The more transparent and cooperative a Chinese company is the better, he added. "The current discussion shows that even though Huawei has long-standing business relationships with many European telcos, some member states' governments feel that they do not quite understand the company. This is perfect ground for speculation and half-knowledge," Kleinhans said.

Kanada Verhaftung Meng Wanzhou, Huawei | Porträt, Archiv
Huawei Finance Chief Meng Wanzhou Image: picture-alliance/Zuma Press/Mfc/Ropi

The EU's response

But Europe has strong reasons to take a more punitive approach toward Chinese 5G. 

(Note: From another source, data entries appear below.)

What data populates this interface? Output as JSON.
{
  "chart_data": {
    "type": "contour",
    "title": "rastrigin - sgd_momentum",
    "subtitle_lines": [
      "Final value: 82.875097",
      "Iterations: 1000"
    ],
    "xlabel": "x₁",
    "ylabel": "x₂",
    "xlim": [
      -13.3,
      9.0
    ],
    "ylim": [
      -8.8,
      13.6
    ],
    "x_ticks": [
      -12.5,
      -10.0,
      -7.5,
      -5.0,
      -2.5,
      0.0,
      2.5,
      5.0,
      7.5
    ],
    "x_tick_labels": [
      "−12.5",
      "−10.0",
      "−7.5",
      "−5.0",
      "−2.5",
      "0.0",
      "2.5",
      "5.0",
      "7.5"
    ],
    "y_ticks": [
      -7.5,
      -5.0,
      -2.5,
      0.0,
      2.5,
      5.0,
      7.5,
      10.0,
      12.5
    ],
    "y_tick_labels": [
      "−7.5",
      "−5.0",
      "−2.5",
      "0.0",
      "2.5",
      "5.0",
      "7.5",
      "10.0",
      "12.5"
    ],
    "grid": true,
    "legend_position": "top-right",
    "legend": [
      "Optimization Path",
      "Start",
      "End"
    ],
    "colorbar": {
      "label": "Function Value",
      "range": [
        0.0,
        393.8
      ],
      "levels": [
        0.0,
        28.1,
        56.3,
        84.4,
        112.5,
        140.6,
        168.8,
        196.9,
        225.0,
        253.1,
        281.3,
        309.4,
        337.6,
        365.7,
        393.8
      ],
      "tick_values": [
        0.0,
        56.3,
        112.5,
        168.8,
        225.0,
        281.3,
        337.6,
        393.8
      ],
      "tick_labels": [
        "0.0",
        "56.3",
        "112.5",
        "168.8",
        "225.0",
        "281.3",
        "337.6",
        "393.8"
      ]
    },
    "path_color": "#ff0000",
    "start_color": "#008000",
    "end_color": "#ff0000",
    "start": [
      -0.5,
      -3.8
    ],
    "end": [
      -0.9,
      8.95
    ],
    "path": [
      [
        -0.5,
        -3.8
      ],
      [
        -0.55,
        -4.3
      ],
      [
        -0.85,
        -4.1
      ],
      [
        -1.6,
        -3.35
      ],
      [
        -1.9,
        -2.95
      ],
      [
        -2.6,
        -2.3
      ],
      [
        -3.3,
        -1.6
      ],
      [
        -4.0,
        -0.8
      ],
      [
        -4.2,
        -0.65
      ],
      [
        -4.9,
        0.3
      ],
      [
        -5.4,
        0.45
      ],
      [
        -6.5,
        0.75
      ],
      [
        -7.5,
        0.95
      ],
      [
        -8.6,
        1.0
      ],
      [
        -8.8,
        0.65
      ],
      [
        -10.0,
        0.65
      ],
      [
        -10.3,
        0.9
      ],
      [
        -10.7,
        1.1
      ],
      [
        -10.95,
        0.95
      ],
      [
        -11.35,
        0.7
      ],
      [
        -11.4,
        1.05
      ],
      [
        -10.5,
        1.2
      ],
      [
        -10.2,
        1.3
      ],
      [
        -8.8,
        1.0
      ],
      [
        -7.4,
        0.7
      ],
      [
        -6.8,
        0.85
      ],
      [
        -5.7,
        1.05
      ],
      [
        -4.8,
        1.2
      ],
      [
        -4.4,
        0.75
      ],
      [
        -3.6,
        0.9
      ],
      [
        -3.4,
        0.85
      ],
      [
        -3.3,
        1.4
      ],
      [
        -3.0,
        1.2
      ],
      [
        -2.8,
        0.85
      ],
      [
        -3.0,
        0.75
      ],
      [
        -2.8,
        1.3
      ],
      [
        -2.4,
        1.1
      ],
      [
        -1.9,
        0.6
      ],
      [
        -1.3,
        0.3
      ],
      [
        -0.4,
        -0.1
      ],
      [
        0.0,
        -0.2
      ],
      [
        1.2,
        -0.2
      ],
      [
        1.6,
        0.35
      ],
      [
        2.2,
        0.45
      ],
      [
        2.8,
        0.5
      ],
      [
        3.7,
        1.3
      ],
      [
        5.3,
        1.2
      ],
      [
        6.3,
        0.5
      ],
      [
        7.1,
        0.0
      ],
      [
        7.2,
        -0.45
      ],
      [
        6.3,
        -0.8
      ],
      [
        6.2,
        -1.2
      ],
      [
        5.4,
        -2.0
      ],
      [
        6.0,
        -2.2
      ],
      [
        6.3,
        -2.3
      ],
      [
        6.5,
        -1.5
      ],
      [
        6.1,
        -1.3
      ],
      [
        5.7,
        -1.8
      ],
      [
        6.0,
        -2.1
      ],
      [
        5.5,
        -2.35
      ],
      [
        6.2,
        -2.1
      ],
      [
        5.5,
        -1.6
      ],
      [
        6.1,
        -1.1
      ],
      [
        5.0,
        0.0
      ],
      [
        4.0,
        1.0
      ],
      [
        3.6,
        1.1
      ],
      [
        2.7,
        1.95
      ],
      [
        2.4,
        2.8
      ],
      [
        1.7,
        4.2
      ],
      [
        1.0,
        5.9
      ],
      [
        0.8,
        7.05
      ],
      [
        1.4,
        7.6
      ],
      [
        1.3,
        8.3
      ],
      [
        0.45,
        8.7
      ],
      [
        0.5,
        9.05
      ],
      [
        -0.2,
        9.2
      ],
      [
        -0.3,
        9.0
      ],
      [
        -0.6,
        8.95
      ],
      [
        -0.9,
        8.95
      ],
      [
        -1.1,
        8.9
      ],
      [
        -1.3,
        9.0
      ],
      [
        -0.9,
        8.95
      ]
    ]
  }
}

The European Commission has argued Huawei was able to become the EU's top telecommunication supplier by obtaining subsidies from Chinese state banks. EU officials have also said that infrastructure built with technology manufactured in China may give Chinese companies access to sensitive data and industrial information. 

European Commission Vice President for the Digital Single Market Andrus Ansip, told DW, "I think we have to be worried about Huawei and other Chinese companies." 

Various countries, including Britain, France, Germany, and Norway have publicly raised concerns about using Huawei equipment for next-generation mobile networks. But others, like Spain, Poland, Portugal and Hungary, have been more welcoming of Chinese involvement.

"All companies doing business in the EU enjoy the benefits of the Single Market, but must also respect and honestly apply the EU principles, laws and standards," Ansip said.

Tightening cybersecurity

The EU is building its cyber resilience and defense against cyber-attacks or measures that endanger the cybersecurity of digital life and trustworthiness of ICT products and services in the EU that could potentially threaten our economy and society, Ansip said.

Read moreBerlin's dilemma: My way or the Huawei?

The Cybersecurity Act agreed in December establishes a voluntarily EU framework for cybersecurity certification for ICT products and services, and gives a mandate to the EU agency for cybersecurity ENISA to better support Member States in tackling cybersecurity threats, he added.

"Responsible state behavior in cyberspace is key for the EU. The EU is against any action which could undermine mutual trust, understanding, and cooperation in the cyberspace. This is what we communicate to all third countries including China," Ansip concluded.